The Evolution of Personal Computing
Personal computers have evolved quite steadily over the past 50 years from BASIC (Beginner’s All-purpose Symbolic Instruction Code) programmable computers to traditional, fully assembled desktops to modern laptops. What will the personal computer look like in the years to come?
Personal computers have evolved steadily over the past 50 years, starting with rudimentary electronic kits only of interest to hobbyists and technicians, followed by the first successfully mass-marketed desktop computers
In the 1980s. Now half a century later, with mobile devices in common use, we’re contemplating the possible death of the PC. The decline of the personal computer has been a highly debated subject for quite a while now, but irrespective of the fate of traditional desktop PCs and laptops, one thing is certain: personal computing will surely change in the years to come.
The Early Days: Desktop Computers
The mid-1960s heralded the arrival of the world’s first desktop computer—the Programma 101. Early personal computers like the Programma, generally called “microcomputers” at the time, came as electronic kits with no power supply, case or keyboard and sold primarily to the few hobbyists and technicians who understood how to use them. The mid-1970s, however, finally brought mass-market microcomputers to everyday people with the emergence of microprocessors, which made computers smaller, more affordable and more interesting for the average user.
By 1980, the world’s first successfully mass-marketed personal computer, the Commodore PET had arrived. Subsequently, the Apple I and later Apple II, Radio Shack’s TRS-80 and the IBM 5150 came to market, computers capable of delivering much better personal productivity, programming and gaming experiences than before. The era of the personal computer had officially arrived. Mass-market, ready-assembled systems were now allowing people from outside the research and technical communities to incorporate computers into their daily lives.
By the time desktop computers acquired a graphical user interface with desktop icons, a mouse, Ethernet networking and programming language systems, a new era in computing had begun. The average nontechnical person could now use a computer—it had truly become personal. But much richer experiences were still ahead.
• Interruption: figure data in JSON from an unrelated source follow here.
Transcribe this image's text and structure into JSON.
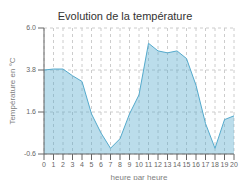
{
  "chart_data": {
    "type": "area",
    "title": "Evolution de la température",
    "xlabel": "heure par heure",
    "ylabel": "Température en °C",
    "x": [
      0,
      1,
      2,
      3,
      4,
      5,
      6,
      7,
      8,
      9,
      10,
      11,
      12,
      13,
      14,
      15,
      16,
      17,
      18,
      19,
      20
    ],
    "values": [
      3.8,
      3.85,
      3.85,
      3.5,
      3.2,
      1.5,
      0.5,
      -0.3,
      0.2,
      1.5,
      2.5,
      5.2,
      4.8,
      4.7,
      4.8,
      4.4,
      3.0,
      1.0,
      -0.3,
      1.2,
      1.4
    ],
    "xlim": [
      0,
      20
    ],
    "xticks": [
      0,
      1,
      2,
      3,
      4,
      5,
      6,
      7,
      8,
      9,
      10,
      11,
      12,
      13,
      14,
      15,
      16,
      17,
      18,
      19,
      20
    ],
    "ylim": [
      -0.6,
      6.0
    ],
    "yticks": [
      -0.6,
      1.6,
      3.8,
      {
        "value": 6.0,
        "label": "6.0"
      }
    ],
    "color": "#55aacc",
    "grid": true
  }
}
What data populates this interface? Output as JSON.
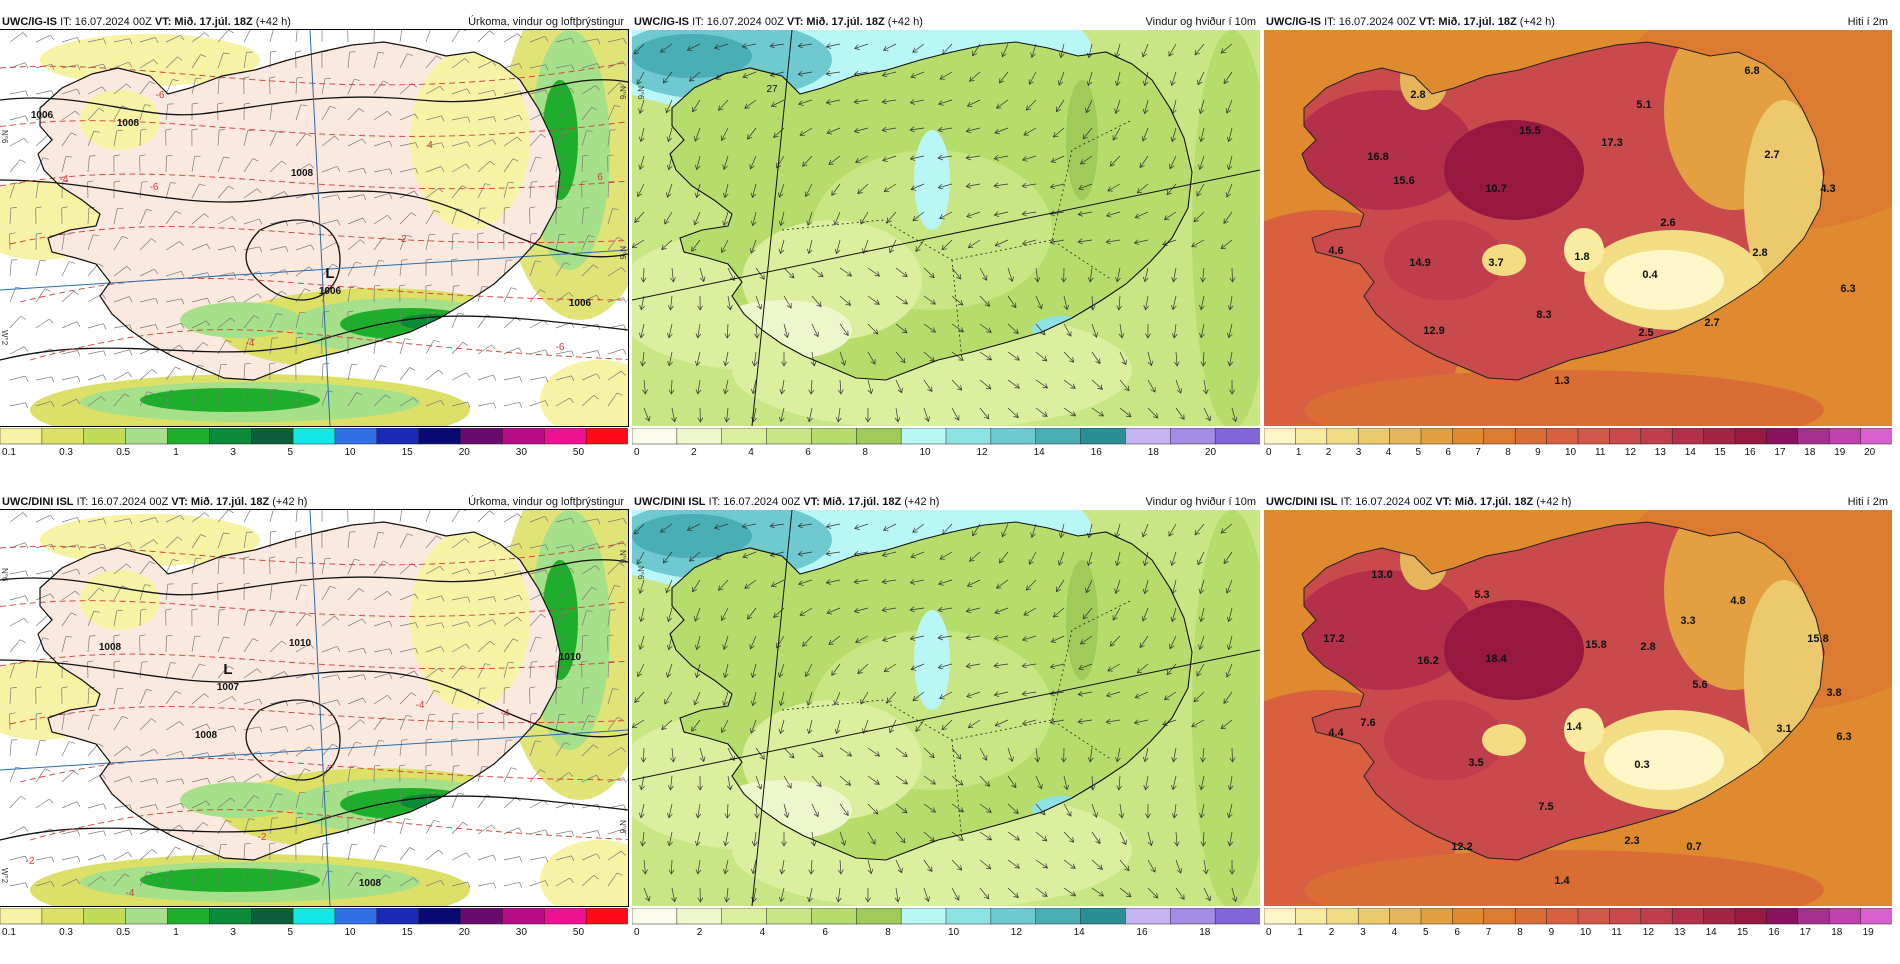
{
  "panels": [
    {
      "id": "r1c1",
      "kind": "precip",
      "model": "UWC/IG-IS",
      "it": "IT: 16.07.2024 00Z",
      "vt_label": "VT:",
      "vt": "Mið. 17.júl. 18Z",
      "lead": "(+42 h)",
      "title": "Úrkoma, vindur og loftþrýstingur",
      "labels": [
        "1006",
        "1008",
        "1008",
        "1006",
        "L",
        "1006",
        "-6",
        "-6",
        "-4",
        "6",
        "4",
        "-6",
        "-2",
        "-4"
      ],
      "edge_labels": [
        "N°6",
        "N°6",
        "W°2",
        "N°6"
      ],
      "legend": {
        "colors": [
          "#f6f3a4",
          "#dde067",
          "#c3dc58",
          "#a6e08a",
          "#1fae2b",
          "#0b8a3a",
          "#0b5d3d",
          "#14e7e7",
          "#2e6fe6",
          "#1a29b8",
          "#0a0a74",
          "#6a0a6e",
          "#b80c84",
          "#ee1292",
          "#ff0a19"
        ],
        "ticks": [
          "0.1",
          "0.3",
          "0.5",
          "1",
          "3",
          "5",
          "10",
          "15",
          "20",
          "30",
          "50"
        ]
      }
    },
    {
      "id": "r1c2",
      "kind": "wind",
      "model": "UWC/IG-IS",
      "it": "IT: 16.07.2024 00Z",
      "vt_label": "VT:",
      "vt": "Mið. 17.júl. 18Z",
      "lead": "(+42 h)",
      "title": "Vindur og hviður í 10m",
      "labels": [
        "27"
      ],
      "edge_labels": [
        "N°6"
      ],
      "legend": {
        "colors": [
          "#fbfde9",
          "#edf7cc",
          "#dbef9f",
          "#c8e683",
          "#b6dc6c",
          "#9fcb5a",
          "#b8f7f5",
          "#8de3e4",
          "#6ecad0",
          "#4aaeb5",
          "#2a8e95",
          "#c4b4f2",
          "#a28ce6",
          "#8066d8"
        ],
        "ticks": [
          "0",
          "2",
          "4",
          "6",
          "8",
          "10",
          "12",
          "14",
          "16",
          "18",
          "20"
        ]
      }
    },
    {
      "id": "r1c3",
      "kind": "temp",
      "model": "UWC/IG-IS",
      "it": "IT: 16.07.2024 00Z",
      "vt_label": "VT:",
      "vt": "Mið. 17.júl. 18Z",
      "lead": "(+42 h)",
      "title": "Hiti í 2m",
      "labels": [
        "2.8",
        "6.8",
        "15.5",
        "17.3",
        "5.1",
        "16.8",
        "15.6",
        "10.7",
        "2.7",
        "4.3",
        "2.6",
        "4.6",
        "14.9",
        "3.7",
        "1.8",
        "2.8",
        "0.4",
        "6.3",
        "8.3",
        "12.9",
        "2.5",
        "2.7",
        "1.3"
      ],
      "legend": {
        "colors": [
          "#fdf7c8",
          "#f8eca0",
          "#f2dd84",
          "#ecc96c",
          "#e6b45a",
          "#e4a040",
          "#e08a30",
          "#dc7a30",
          "#da6c36",
          "#d86040",
          "#d2584a",
          "#c84a4c",
          "#be3e4c",
          "#b2304a",
          "#a42446",
          "#961840",
          "#8c1060",
          "#a43090",
          "#c040b0",
          "#d860d0"
        ],
        "ticks": [
          "0",
          "1",
          "2",
          "3",
          "4",
          "5",
          "6",
          "7",
          "8",
          "9",
          "10",
          "11",
          "12",
          "13",
          "14",
          "15",
          "16",
          "17",
          "18",
          "19",
          "20"
        ]
      }
    },
    {
      "id": "r2c1",
      "kind": "precip",
      "model": "UWC/DINI ISL",
      "it": "IT: 16.07.2024 00Z",
      "vt_label": "VT:",
      "vt": "Mið. 17.júl. 18Z",
      "lead": "(+42 h)",
      "title": "Úrkoma, vindur og loftþrýstingur",
      "labels": [
        "1010",
        "1008",
        "L",
        "1007",
        "1008",
        "1010",
        "1008",
        "-4",
        "-4",
        "-2",
        "-2",
        "-4"
      ],
      "edge_labels": [
        "N°6",
        "N°6",
        "N°6",
        "W°2"
      ],
      "legend": {
        "colors": [
          "#f6f3a4",
          "#dde067",
          "#c3dc58",
          "#a6e08a",
          "#1fae2b",
          "#0b8a3a",
          "#0b5d3d",
          "#14e7e7",
          "#2e6fe6",
          "#1a29b8",
          "#0a0a74",
          "#6a0a6e",
          "#b80c84",
          "#ee1292",
          "#ff0a19"
        ],
        "ticks": [
          "0.1",
          "0.3",
          "0.5",
          "1",
          "3",
          "5",
          "10",
          "15",
          "20",
          "30",
          "50"
        ]
      }
    },
    {
      "id": "r2c2",
      "kind": "wind",
      "model": "UWC/DINI ISL",
      "it": "IT: 16.07.2024 00Z",
      "vt_label": "VT:",
      "vt": "Mið. 17.júl. 18Z",
      "lead": "(+42 h)",
      "title": "Vindur og hviður í 10m",
      "labels": [],
      "edge_labels": [
        "N°6"
      ],
      "legend": {
        "colors": [
          "#fbfde9",
          "#edf7cc",
          "#dbef9f",
          "#c8e683",
          "#b6dc6c",
          "#9fcb5a",
          "#b8f7f5",
          "#8de3e4",
          "#6ecad0",
          "#4aaeb5",
          "#2a8e95",
          "#c4b4f2",
          "#a28ce6",
          "#8066d8"
        ],
        "ticks": [
          "0",
          "2",
          "4",
          "6",
          "8",
          "10",
          "12",
          "14",
          "16",
          "18"
        ]
      }
    },
    {
      "id": "r2c3",
      "kind": "temp",
      "model": "UWC/DINI ISL",
      "it": "IT: 16.07.2024 00Z",
      "vt_label": "VT:",
      "vt": "Mið. 17.júl. 18Z",
      "lead": "(+42 h)",
      "title": "Hiti í 2m",
      "labels": [
        "13.0",
        "5.3",
        "4.8",
        "3.3",
        "15.8",
        "17.2",
        "15.8",
        "2.8",
        "16.2",
        "18.4",
        "5.6",
        "3.8",
        "7.6",
        "4.4",
        "1.4",
        "3.1",
        "6.3",
        "3.5",
        "0.3",
        "7.5",
        "2.3",
        "0.7",
        "12.2",
        "1.4"
      ],
      "legend": {
        "colors": [
          "#fdf7c8",
          "#f8eca0",
          "#f2dd84",
          "#ecc96c",
          "#e6b45a",
          "#e4a040",
          "#e08a30",
          "#dc7a30",
          "#da6c36",
          "#d86040",
          "#d2584a",
          "#c84a4c",
          "#be3e4c",
          "#b2304a",
          "#a42446",
          "#961840",
          "#8c1060",
          "#a43090",
          "#c040b0",
          "#d860d0"
        ],
        "ticks": [
          "0",
          "1",
          "2",
          "3",
          "4",
          "5",
          "6",
          "7",
          "8",
          "9",
          "10",
          "11",
          "12",
          "13",
          "14",
          "15",
          "16",
          "17",
          "18",
          "19"
        ]
      }
    }
  ]
}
From Personal Computers to Portable Computers
Bill Gates famously said that someday there will be “a computer on every desk and in every home.” But portable computers changed that, and even Microsoft had to adjust to the change. With the portability to follow users throughout their days, laptops and notebooks added a more personal touch and greater freedom to computing. Computer users could now escape the stationary desk and carry their computing devices anywhere. Of course users could still sit at a desk, and in fact that may still be the most efficient way to type and move a cursor, but users now had a choice. However, even more fluid computing experiences were on the horizon.
Hand-held Form Factors and Mobile Computing
Smartphones and tablets made computing experiences more readily accessible than any devices of the past. Arguably, smartphones are not yet capable of replacing traditional desktop or laptop computers—certainly not for the majority of use cases. In fact, smartphones and tablets are not actually considered PCs. Instead they are commonly referred to as personal digital assistants (PDAs).
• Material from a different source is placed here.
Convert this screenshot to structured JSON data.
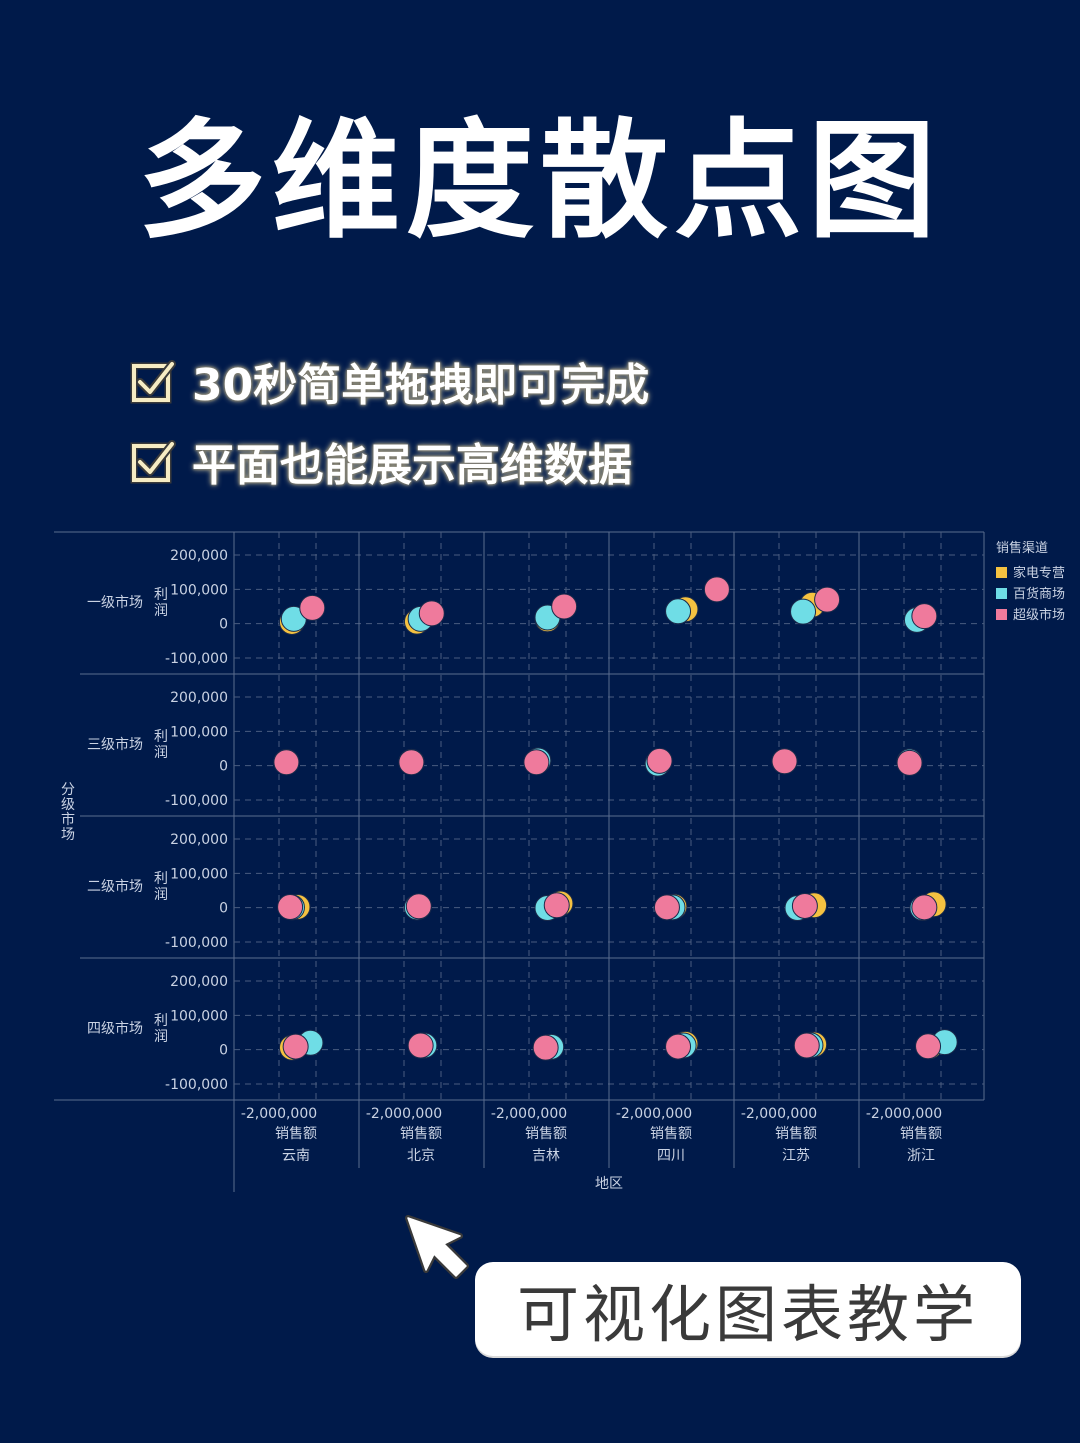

But is it fair to see personal computing as an experience that is strictly limited to spreadsheets, email, documents and games? Perhaps not. Mobile devices and, increasingly, wearables may potentially revolutionize personal computing. Perhaps the first wave of wearable technologies did not really take the market by storm. But in the future we may see wearables blending into our attire so subtly that we hardly notice it, which would make our relationship with technology even more intimate.
One might argue that smartphones, tablets and wearables truly represent the future of personal computing. Yet despite the major blows the PC market has suffered thanks to smartphone and tablet sales, it’s still hard to imagine PCs completely disappearing from our homes or workstations.
Either way, the increasingly intimate nature of our interactions with these devices will certainly make privacy and security even more serious concerns. But that is a challenge we must overcome. As it is we’re already giving away quite a lot of our privacy. Perhaps if we could get more meaningful experiences in return for sharing our information, it might seem like a fair deal.
Machine Learning Is Key
Carlos Guestrin, a long-time researcher, academician and founder of a company that provides machine learning software and training believes that “in the next five years, every successful breakthrough app is going to use machine learning at its core. Machine learning is what’s going to make an app truly useful and different to other things out there.”
Guestrin also adds that key barriers to widespread industry adoption of machine learning are skills and resources, since not all companies, like Google, have access to large teams to build innovative new intelligence applications. However, in the future, as technologies mature and become more widespread, we can expect to see an increase in machine learning tools and APIs to address this need.
Transcending Traditional Computing Devices
In the future, it will probably be difficult, and perhaps irrelevant, to think of personal computing as an experience restricted to what we have traditionally deemed “computing devices,” making the question of whether or not smartphones, tablets and wearables can be considered “PCs” inconsequential. Instead, the future of personal computing may very well emerge in the form of connected devices throughout our surroundings that deliver pervasive computing experiences.
Released over six years ago, this video from MIT’s Media Lab provides one vision of what personal computing might look like in 2019. For personal computing to reach such levels of intuitiveness, artificial intelligence, robotics and machine learning will have to mature rapidly. We haven’t quite gotten there yet, but with four years to go we can remain optimistic, as these technologies continue to evolve.